18 AFRİKA ÜLKESİ 63 YIL EVVEL BAĞIMSIZ OLDU
Sınırımıza geliyorum…
(*) Suriye 1946… 77 yıl
(*) Irak’ta Cumhuriyet 1958’de kurulmuş… 65 yıl evvel yani…
Afrika kıtasında aşağılara iniyorum……
Sadece 1960 yılında 18 ülke sömürge idarelerinden kurtulmuş.…
Kaç yıl geçti…
63 yıl…
Nereye geldiler bu 63 yıl boyunca…
“Kahrolsun Fransız emperyalizminden, yaşasın Putin emperyalizmine…”
Söyler misiniz çok yıl bu ülkeleri kim yönetti…
İthal emperyalist ecnebiler mi…
Arap, Müslüman ve Afrikalı siyasetçiler değil mi…
Hepsi milliyetçilikte mangalda kül bırakmayan yerli ahaliden değil miydi bu insanlar…
GİT ARAP SOKAĞINDA SOR: KARDEŞİM NEDEN BÖYLE
Evet lakin 70 yıl sonra soruyorsunuz Arap sokağında en aydınından en lümpenine kadar…
Kardeşim neden hala böylesiniz…
Hep mazlum, daima mağdur..
Hep ezilmiş gibi…
Cevap?
Kahrolsun Amerikan emperyalizmi…Kahrolsun sömürgeciler…
Ey Ehl-i Müslümin hala farkında değil misin…
“Kahrolsun emperyalizm lafı yıllarca senin en büyük afyonun oldu…”
Dinden ve milliyetçilikten öbür satacak diğer hiçbir şey bulamayan yerli siyasetçilerin her seçimde yutturdukları mazeret bu değil miydi…
Aydını, solcusu, milliyetçisi, dincisi de birebir masalı anlatmadı mı sana…
Git bugün harabeye dönmüş zavallı Gazze’nin sokaklarında hala kahrolsun emperyalizm diye bağıranlara sor;
‘Arkadaş, Katar’dan gelen milyarlarca doları Hamas nereye harcadı…
Alacağın karşılığı şuraya yazayım:
“Kahrolsun Amerikan emperyalizmi, kahrolsun Batı…”
Oysa Gazze’de gözümüzün önünde olup biten bu insanlık trajedisi hızımıza haykıra haykıra şunu söylüyor:
Artık bu emperyalizm balonuna, komplo teorisi ve hurafelerine iğneyi batırma vakti geldi.
NİHAYET GEÇEN CUMARTESİ BİR İMAM HATİP MEZUNU ÇIKTI VE
Nihayet geçen Cumartesi günü bir Müslüman…
Hem de inancından kimsenin kuşku etmeyeceği samimi bir Müslüman…
İmam Hatip mezunu, Yüksek İslam Enstitüsü mezunu, müelliflik hayatı daima İslami hassasiyete sahip gazete ve mecmualarda geçmiş bir insan…
Karar Gazetesi Müellifi Ahmet Taşgetiren, hem de İsrail-Hamas savaşının tam da ortasında, çıktı ve Müslümanlara “Bir dakika” dedi…
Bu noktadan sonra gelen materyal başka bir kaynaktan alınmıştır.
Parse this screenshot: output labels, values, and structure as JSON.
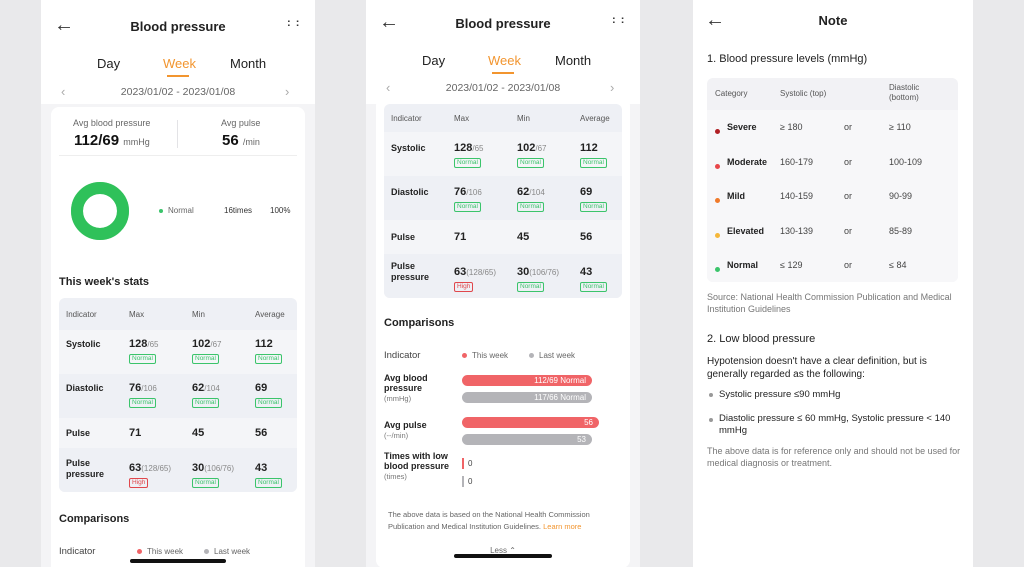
{
  "screen1": {
    "title": "Blood pressure",
    "tabs": [
      "Day",
      "Week",
      "Month"
    ],
    "active_tab": "Week",
    "date_range": "2023/01/02 - 2023/01/08",
    "avg_bp_label": "Avg blood pressure",
    "avg_bp_value": "112/69",
    "avg_bp_unit": "mmHg",
    "avg_pulse_label": "Avg pulse",
    "avg_pulse_value": "56",
    "avg_pulse_unit": "/min",
    "donut": {
      "legend_label": "Normal",
      "times": "16times",
      "percent": "100%",
      "fraction_normal": 1.0
    },
    "stats_title": "This week's stats",
    "headers": [
      "Indicator",
      "Max",
      "Min",
      "Average"
    ],
    "rows": [
      {
        "name": "Systolic",
        "max": "128",
        "max_ref": "/65",
        "max_tag": "Normal",
        "min": "102",
        "min_ref": "/67",
        "min_tag": "Normal",
        "avg": "112",
        "avg_tag": "Normal"
      },
      {
        "name": "Diastolic",
        "max": "76",
        "max_ref": "/106",
        "max_tag": "Normal",
        "min": "62",
        "min_ref": "/104",
        "min_tag": "Normal",
        "avg": "69",
        "avg_tag": "Normal"
      },
      {
        "name": "Pulse",
        "max": "71",
        "min": "45",
        "avg": "56"
      },
      {
        "name": "Pulse pressure",
        "max": "63",
        "max_ref": "(128/65)",
        "max_tag": "High",
        "min": "30",
        "min_ref": "(106/76)",
        "min_tag": "Normal",
        "avg": "43",
        "avg_tag": "Normal"
      }
    ],
    "comparisons_title": "Comparisons",
    "indicator_label": "Indicator",
    "this_week": "This week",
    "last_week": "Last week"
  },
  "screen2": {
    "title": "Blood pressure",
    "tabs": [
      "Day",
      "Week",
      "Month"
    ],
    "active_tab": "Week",
    "date_range": "2023/01/02 - 2023/01/08",
    "comparisons_title": "Comparisons",
    "indicator_label": "Indicator",
    "this_week": "This week",
    "last_week": "Last week",
    "cmp": [
      {
        "label": "Avg blood pressure",
        "unit": "(mmHg)",
        "this_text": "112/69  Normal",
        "last_text": "117/66  Normal",
        "this_frac": 0.9,
        "last_frac": 0.9
      },
      {
        "label": "Avg pulse",
        "unit": "(--/min)",
        "this_text": "56",
        "last_text": "53",
        "this_frac": 0.95,
        "last_frac": 0.9
      },
      {
        "label": "Times with low blood pressure",
        "unit": "(times)",
        "this_text": "0",
        "last_text": "0",
        "this_frac": 0.0,
        "last_frac": 0.0
      }
    ],
    "footnote_text": "The above data is based on the National Health Commission Publication and Medical Institution Guidelines.",
    "learn_more": "Learn more",
    "less": "Less"
  },
  "note": {
    "title": "Note",
    "s1_title": "1. Blood pressure levels (mmHg)",
    "headers": {
      "category": "Category",
      "systolic": "Systolic (top)",
      "diastolic": "Diastolic (bottom)"
    },
    "levels": [
      {
        "cat": "Severe",
        "color": "#b01f24",
        "sys": "≥ 180",
        "or": "or",
        "dia": "≥ 110"
      },
      {
        "cat": "Moderate",
        "color": "#e8464a",
        "sys": "160-179",
        "or": "or",
        "dia": "100-109"
      },
      {
        "cat": "Mild",
        "color": "#f07a2a",
        "sys": "140-159",
        "or": "or",
        "dia": "90-99"
      },
      {
        "cat": "Elevated",
        "color": "#f5b73a",
        "sys": "130-139",
        "or": "or",
        "dia": "85-89"
      },
      {
        "cat": "Normal",
        "color": "#3bc46b",
        "sys": "≤ 129",
        "or": "or",
        "dia": "≤ 84"
      }
    ],
    "source": "Source: National Health Commission Publication and Medical Institution Guidelines",
    "s2_title": "2. Low blood pressure",
    "s2_intro": "Hypotension doesn't have a clear definition, but is generally regarded as the following:",
    "bullets": [
      "Systolic pressure ≤90 mmHg",
      "Diastolic pressure ≤ 60 mmHg, Systolic pressure < 140 mmHg"
    ],
    "disclaimer": "The above data is for reference only and should not be used for medical diagnosis or treatment."
  },
  "colors": {
    "accent": "#f2952f",
    "this_week": "#f06467",
    "last_week": "#b4b4b8",
    "normal": "#3bc46b",
    "high": "#e0474c"
  },
  "icons": {
    "back": "back-arrow-icon",
    "more": "more-grid-icon"
  }
}
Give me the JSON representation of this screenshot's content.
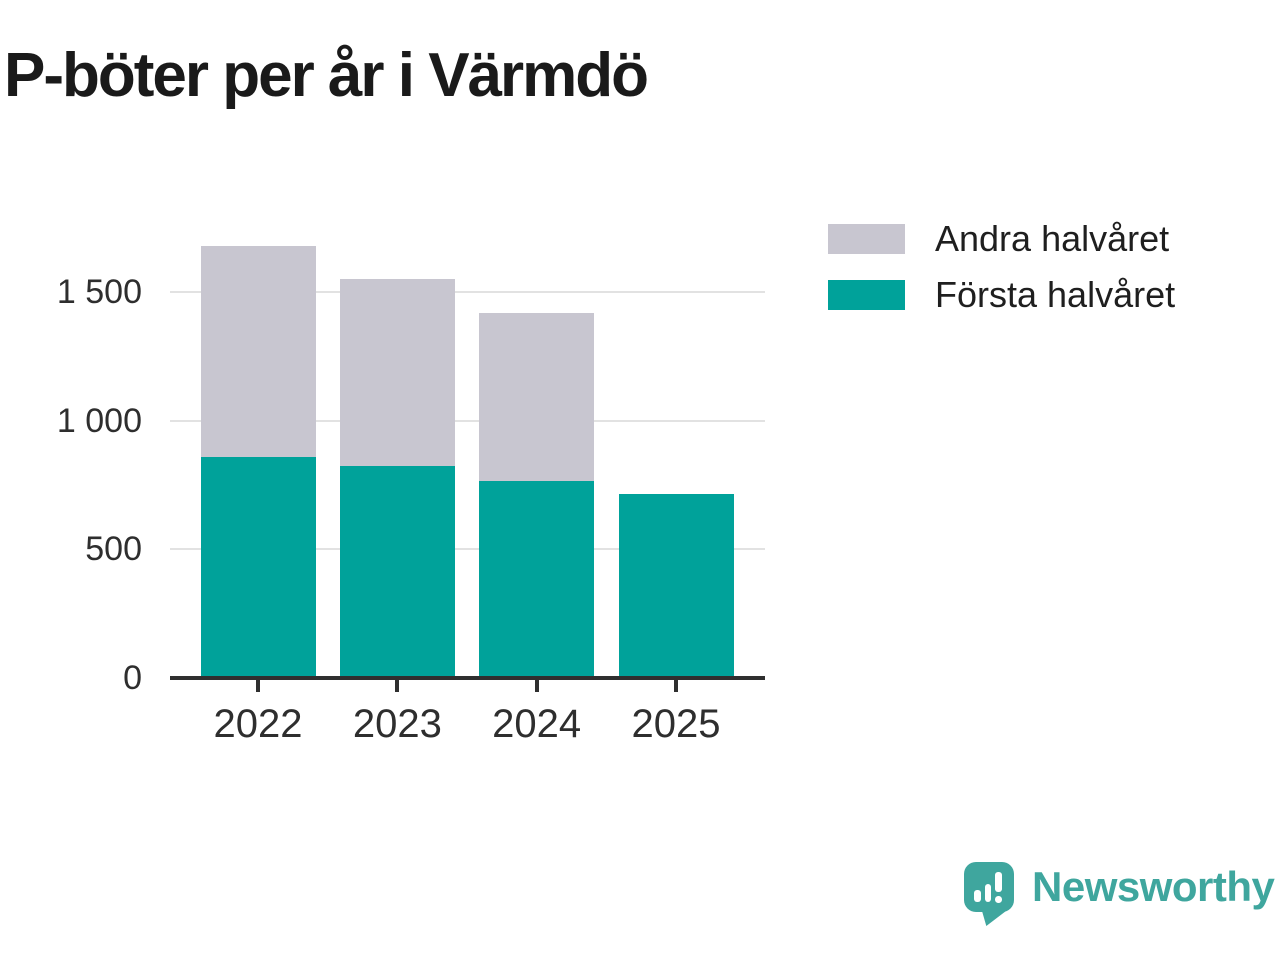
{
  "title": "P-böter per år i Värmdö",
  "legend": [
    {
      "label": "Andra halvåret",
      "color": "#c8c6d0"
    },
    {
      "label": "Första halvåret",
      "color": "#00a29a"
    }
  ],
  "chart_data": {
    "type": "bar",
    "stacked": true,
    "title": "P-böter per år i Värmdö",
    "categories": [
      "2022",
      "2023",
      "2024",
      "2025"
    ],
    "series": [
      {
        "name": "Första halvåret",
        "color": "#00a29a",
        "values": [
          860,
          825,
          765,
          715
        ]
      },
      {
        "name": "Andra halvåret",
        "color": "#c8c6d0",
        "values": [
          820,
          725,
          655,
          0
        ]
      }
    ],
    "totals": [
      1680,
      1550,
      1420,
      715
    ],
    "xlabel": "",
    "ylabel": "",
    "ylim": [
      0,
      1690
    ],
    "yticks": [
      {
        "value": 0,
        "label": "0"
      },
      {
        "value": 500,
        "label": "500"
      },
      {
        "value": 1000,
        "label": "1 000"
      },
      {
        "value": 1500,
        "label": "1 500"
      }
    ],
    "grid": "horizontal",
    "legend_position": "top-right"
  },
  "colors": {
    "first_half": "#00a29a",
    "second_half": "#c8c6d0",
    "gridline": "#e2e2e2",
    "axis": "#2f2f2f",
    "text": "#2e2e2e",
    "title_text": "#1a1a1a",
    "logo": "#3fa69e"
  },
  "logo": {
    "text": "Newsworthy"
  }
}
“Neden daima bu türlü mazlumuz…”
“Ümmet ne vakit ayağa kalkar…”
BİR ÖBÜR MÜSLÜMANIN ÇIKARDIĞI HÜZÜNLÜ MÜSLÜMAN BİLANÇOSU
‘Neden’ sorusunun yanıtını vermeden Abdullah Gül’ün, Cumhurbaşkanı olarak 2010 yılındaki İSEDAK toplantısında çıkardığı şu İslami Coğrafya bilançosunu koydu önümüze:
“Bugün İslam coğrafyasında yüz milyonlarca insan, besin kıtlığından ve yetersiz beslenmeden mustariptir. 57 İslam ülkesinin yaklaşık yarısı, BM’nin en az gelişmiş ülkeler listesinde yer almaktadır.”
Ve gerisinden “Bir Müslümanın bir Müslümana sorması gereken üç Müslüman sorusunu da nihayet sordu:
MÜSLÜMANLARA DEĞİL FAKAT YÖNETİCİLERİNE 3 KIYMETLİ SORU
(*) “2002’den 2023’e… Türkiye ve İslam dünyasında iç güçler nereye aktı sanki? Niçin biz daima mazlûmiyetleri konuşmak ya da bir şeylere gücümüzün yetmediğine hayıflanmak zorundayız ve bunu daha kaç yıllar yapacağız?”
(*) “Halen İslam ülkelerini yöneten takımlar, mesela kaç yıllık bir periyodda dünyanın İslam ülkelerinin muvaffakiyetlerini ve insanlığa katkılarını konuştuğu bir devir geleceğini öngörmektedirler?”
(*) “Mesela Birinci Dünya Savaşı yıkılışından bu vakte geçen 100 yıllık aralığa sığan tekrar inşa amacı bundan mı ibaretti?”
O EN İÇERDEN SORUYOR BEN DE DIŞARDAN SORAYIM
Ahmet Taşgetiren’in Müslümana “İçerden” sorduğu bu sorulara ben de “Dışardan” bir soru ekleyeyim:
Ey Müslüman ülkeler, daha kaç yıl kendinizi ve Müslümanları emperyalizm hurafeleri, üst akıl zırvaları, hayali dış düşmanlar ve “Kahpe Batılı” masallarıyla uyutmaya devam edeceksiniz…
Son noktayı da Ahmet Taşgetiren’in son cümlesinde sorduğu gerçek soruyla bitiriyorum…
(*)”Gazze acıları bunları düşünme fırsatı olsun mu ne dersiniz?”
YOKSA BİZ BECEREMEYECEĞİZ BU İŞİ CHUCKY’E Mİ BIRAKALIM
Yoksa işi Chucky dizisinin üçüncü kısmına mi bırakalım…
Anti emperyalizmin yeni kahraman direnişçisi Chucky Amerikan liderinin da başını keserek, emperyalizmi tam da kalesinin içinde yıksın…
Belki o vakit mazlum Müslüman halkları da bu 70 yıllık hurafe ve palavra tertibini yıkarlar…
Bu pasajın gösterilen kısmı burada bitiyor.